Aquello se salía de mi comprensión, estuve un buen rato mirando con la boca abierta y un considerable dolor de cuello, volví a mirar al misterioso hombre y pude ver que sus ojos se habían llenado de lágrimas. Le escuché susurrar unas palabras ininteligibles para mí, por más que agucé el oído, tengo que reconocer que yo estaba intrigadísima y expectante, y antes de que una amiga que se había percatado de mi ausencia llegase a mi altura, pude ver como dos gruesas lagrimas salían de los ojos más bellos que he visto nunca. Mi insistente amiga logró separarme de la cercanía de aquel hombre que había llamado mi atención. Con desgana me incorporé de nuevo a mi grupo sin que las maestras notaran mi ausencia. Terminado el recorrido salimos al patio y no tuvieron más remedio que dejarnos jugar un buen rato pues necesitábamos soltar la tensión que habíamos estado reteniendo durante todo el recorrido. Nos refrescamos bebiendo agua de la fuente del Olivo, pues alguien dijo que si alguna no bebía de esa caño no se casaba, imagino que es una de las muchas cosas que alguien dice una vez de broma y se convierte en tradición al ir de boca en boca, como comprenderéis a nosotras nos daba igual pues todavía estábamos muy lejos de pensar en esas historias. Llegados a ese punto la señorita Emilia, mirando su reloj dijo que ya era hora de regresar.
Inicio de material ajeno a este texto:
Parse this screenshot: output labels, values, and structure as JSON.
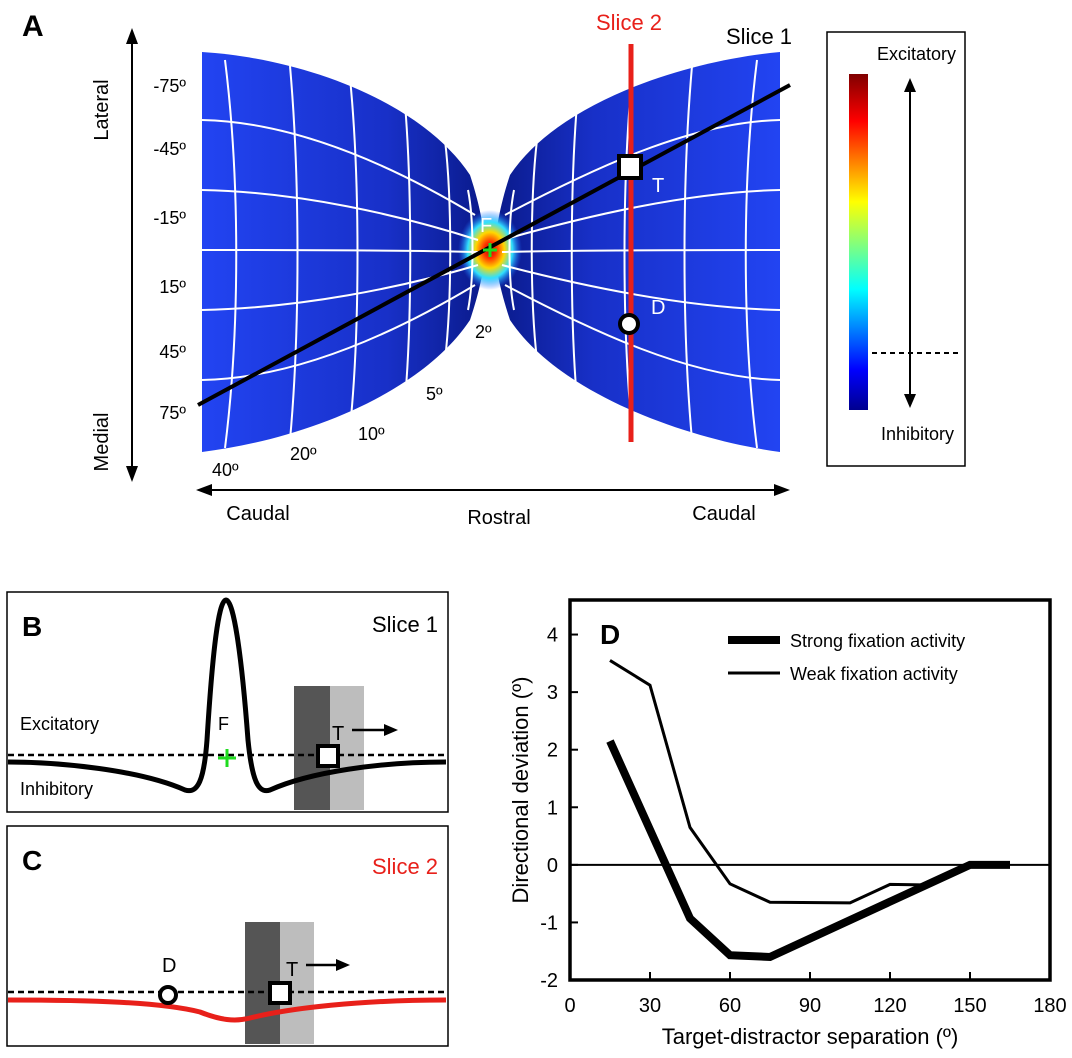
{
  "panels": {
    "A": {
      "label": "A",
      "slice1_label": "Slice 1",
      "slice2_label": "Slice 2",
      "axis_lateral": "Lateral",
      "axis_medial": "Medial",
      "axis_caudal_left": "Caudal",
      "axis_rostral": "Rostral",
      "axis_caudal_right": "Caudal",
      "direction_labels": [
        "-75º",
        "-45º",
        "-15º",
        "15º",
        "45º",
        "75º"
      ],
      "eccentricity_labels": [
        "40º",
        "20º",
        "10º",
        "5º",
        "2º"
      ],
      "marker_F": "F",
      "marker_T": "T",
      "marker_D": "D",
      "colorbar_top": "Excitatory",
      "colorbar_bottom": "Inhibitory",
      "colors": {
        "map_base": "#1f3ff2",
        "slice1": "#000000",
        "slice2": "#e8201a"
      }
    },
    "B": {
      "label": "B",
      "title": "Slice 1",
      "excitatory": "Excitatory",
      "inhibitory": "Inhibitory",
      "marker_F": "F",
      "marker_T": "T"
    },
    "C": {
      "label": "C",
      "title": "Slice 2",
      "marker_D": "D",
      "marker_T": "T"
    },
    "D": {
      "label": "D"
    }
  },
  "chart_data": {
    "type": "line",
    "xlabel": "Target-distractor separation (º)",
    "ylabel": "Directional deviation (º)",
    "xlim": [
      0,
      180
    ],
    "ylim": [
      -2,
      4.6
    ],
    "xticks": [
      0,
      30,
      60,
      90,
      120,
      150,
      180
    ],
    "yticks": [
      -2,
      -1,
      0,
      1,
      2,
      3,
      4
    ],
    "legend_position": "top-right",
    "series": [
      {
        "name": "Strong fixation activity",
        "x": [
          15,
          45,
          60,
          75,
          150,
          165
        ],
        "y": [
          2.15,
          -0.93,
          -1.57,
          -1.6,
          0.0,
          0.0
        ]
      },
      {
        "name": "Weak fixation activity",
        "x": [
          15,
          30,
          45,
          60,
          75,
          105,
          120,
          135
        ],
        "y": [
          3.55,
          3.12,
          0.65,
          -0.33,
          -0.65,
          -0.66,
          -0.34,
          -0.35
        ]
      }
    ]
  }
}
Siempre pensé que aquel hombre era uno de los muchos árabes que visitan la Mezquita y que lloran en silencio por la pérdida de aquel pasado glorioso en el que Córdoba fue capital de Al-andalus y en la que convivían en armonía las tres culturas; árabe, cristina y judía.
No puedo enumerar las veces que he visitado la Mezquita a lo largo de mi vida, pero siempre recuerdo aquella excursión con el colegio.